Chapel Hill: Opinion

September 1, 2014

Tom Forcella: CHCCS won’t settle for just filling vacancies

This year, our schools, along with schools throughout North Carolina, face a serious challenge – the large number of teachers who are fleeing the profession or leaving for private schools or other districts.

A new school year always fills me with a renewed sense of purpose and optimism for all the wonderful opportunities we can provide our students. As superintendent, I am excited for the start of another school year in which we will continue the strong tradition of success in Chapel Hill-Carrboro City Schools.

Our district’s reputation for excellence in academics, fine arts, athletics and extracurricular programs is well known. This level of distinction would be impossible without our highly qualified teachers’ hard work.

However, this year, our schools, along with schools throughout North Carolina, face a serious challenge – the large number of teachers who are fleeing the profession or leaving for private schools or other districts.

Sadly, we predicted this would happen.

Teacher dissatisfaction has been on the rise as a result of actions taken by the North Carolina legislature over the past few years. When the state budget began experiencing shortfalls, teacher salaries were frozen. As of the start of this fiscal year, our state ranked 46th in the nation in teacher pay (this was prior to recent legislation that did raise salaries, but mostly for beginning teachers).
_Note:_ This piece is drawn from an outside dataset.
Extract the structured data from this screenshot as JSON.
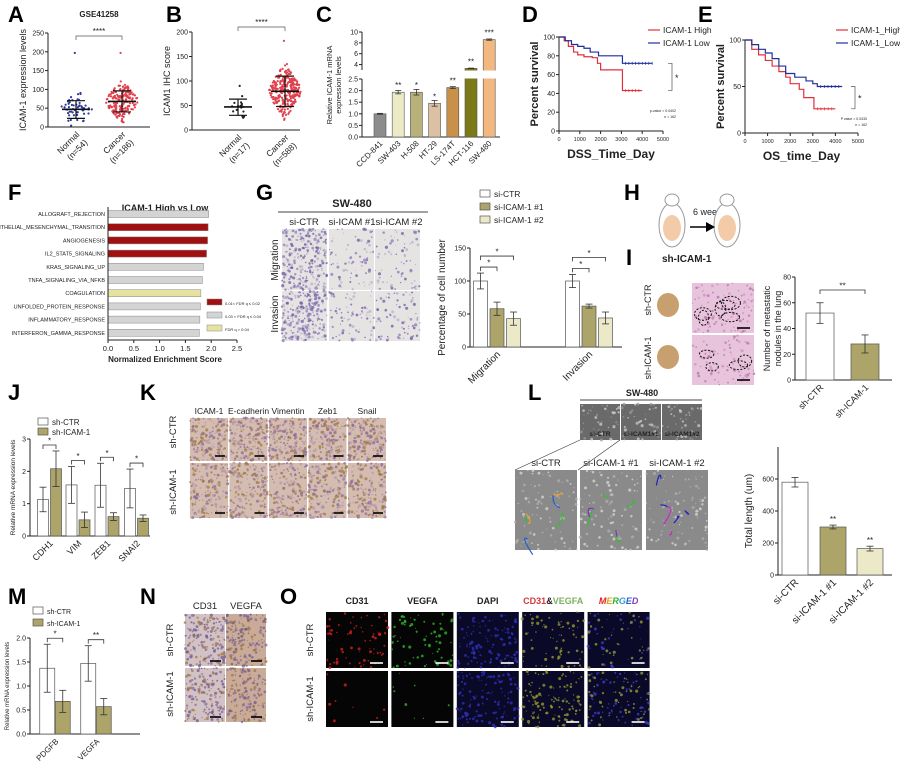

Recent legislative actions reduced funding for teacher assistants, removed some pay incentives for teachers who further their education with advanced degrees, scrapped the N.C. Teaching Fellows program and failed to provide adequate funding for textbooks and technology. Bills were even introduced to create pay raises only for teachers willing to relinquish “career status.”

Teachers feel attacked.

The most recent teacher turnover report from the state Department of Public Instruction, which covers 2012-13, showed the number of teachers who resigned to teach in another state has been increasing since 2010-11.

Here in CHCCS, we experienced our highest turnover rate in the past ten years at 16 percent.

Add to that the fact that our universities do not provide enough teaching candidates for the state’s vacancies. We depend upon recruiting out-of-state teachers. It was only a few years ago when North Carolina was considered a progressive state and national leader in education. We were a popular landing spot for prospective teachers.

That has all changed. North Carolina’s national reputation has deteriorated considerably.

This has been a challenging summer for staffing at all of our schools. More offers than ever before have been declined. Teachers are declining offers – or resigning from CHCCS – to accept positions at private and charter schools that provide higher starting salaries.

Late resignations are also an issue. This often occurs when teachers are shopping offers from multiple school districts. They won’t resign until a new position has been officially offered. Since July 1, CHCCS has had 34 resignations. This creates an extremely challenging situation since late vacancies are difficult to fill. This is especially true for hard-to-fill areas such as high school science, math and exceptional children teachers.

Despite these challenges, I must commend the tremendous efforts of our human resources staff to ensure that each of our classrooms has a qualified teacher in place for the 2014-15 school year. To help with their recruitment efforts, signing bonuses have been approved and advertised for designated areas.

I am happy to report that we have hired over 160 teachers since May 1.

Despite the added difficulties brought on by recent legislation, I want to assure our community that each school in our district worked diligently to interview and fill vacancies while also maintaining the integrity of the process by only selecting excellent candidates … as opposed to simply filling spots.

Although not ideal, there may be cases in which we need to begin the school year with a substitute teacher while we continue to seek the very best, highly qualified teachers for our students.

While the loss of quality teachers certainly creates a hardship for all of North Carolina’s public schools, the Chapel Hill-Carrboro City Schools remains committed to providing our students with the very best teachers – and the very best educational experience possible.

We are fortunate to have a community, a Board of Education and a Board of County Commissioners that strongly support our school district. I am looking forward to a new school year filled with learning, growth, achievement, and great experiences for every student.

Tom Forcella is the superintendent of the Chapel Hill-Carrboro City Schools.